Part of my ongoing ‘Directing your own online classes’ series. All articles can be found on this page.
This won’t be a very large post for now because I’m still discovering what good settings are. However, I’d like to share one important setting that had a very large impact on the quality of video screens. Because, honestly, when I started this adventure I didn’t know my stream quality was that bad…since I couldn’t see what the students could see. At least, I didn’t try to, which I should’ve, in hindsight.
I presumed that the quality I saw in OBS while streaming would be near that which the audience would see, and if not, obs would warn me if it couldn’t get the stream out “in time” because of possible network/bandwidth limitations. I knew that my bandwidth is an important factor, but I didn’t know that OBS simple tries its best giving the CPU ticks it can use for the encoding. If it does not have enough CPU power, it will simply try and spew out a VERY crappy video AND audio stream. In other words, my bottleneck happened BEFORE the network and in the PC itself and if that happens you don’t get any clear visual warning because what you see in the OBS preview/program window is even BEFORE it starts crunching on the CPU (i.e. encoding) (I presume. Correct me if I’m wrong).

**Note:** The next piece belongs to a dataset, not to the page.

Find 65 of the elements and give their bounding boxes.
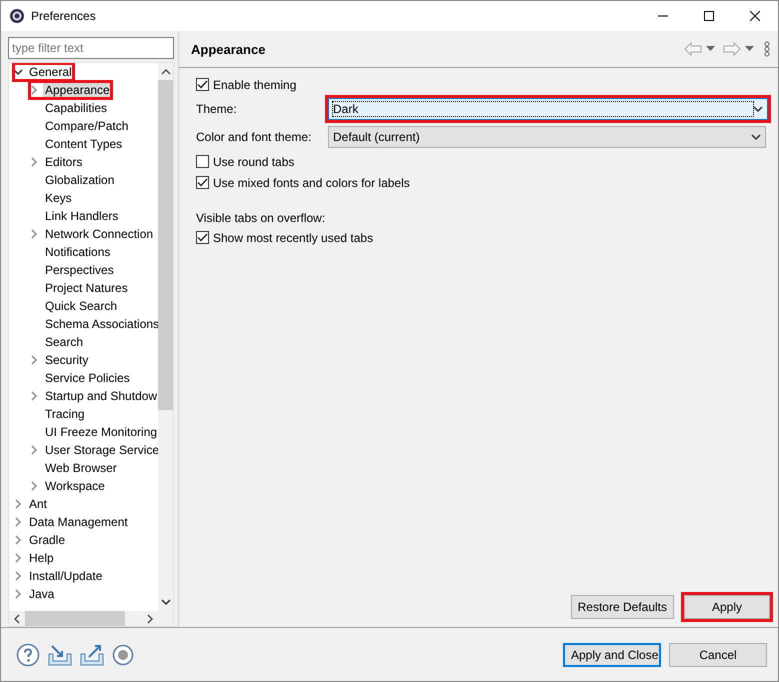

Downscale the Output Resolution
So, the life safer in my case was changing the default “out (scaled) resolution”. This was set to Full HD (1920×1080) which is too high for my system (which is quite good IMO). I changed this to 720p (1280×720) and my audience immediately started applauding 😉
I can’t change it!?
If you get the following even when you’re not recording/streaming:
this is because the obs-ndi plugin is still active. So first disable that first by unchecking both checkboxes in Tools-> NDI Output settings:
You should now be able to change your output resolution!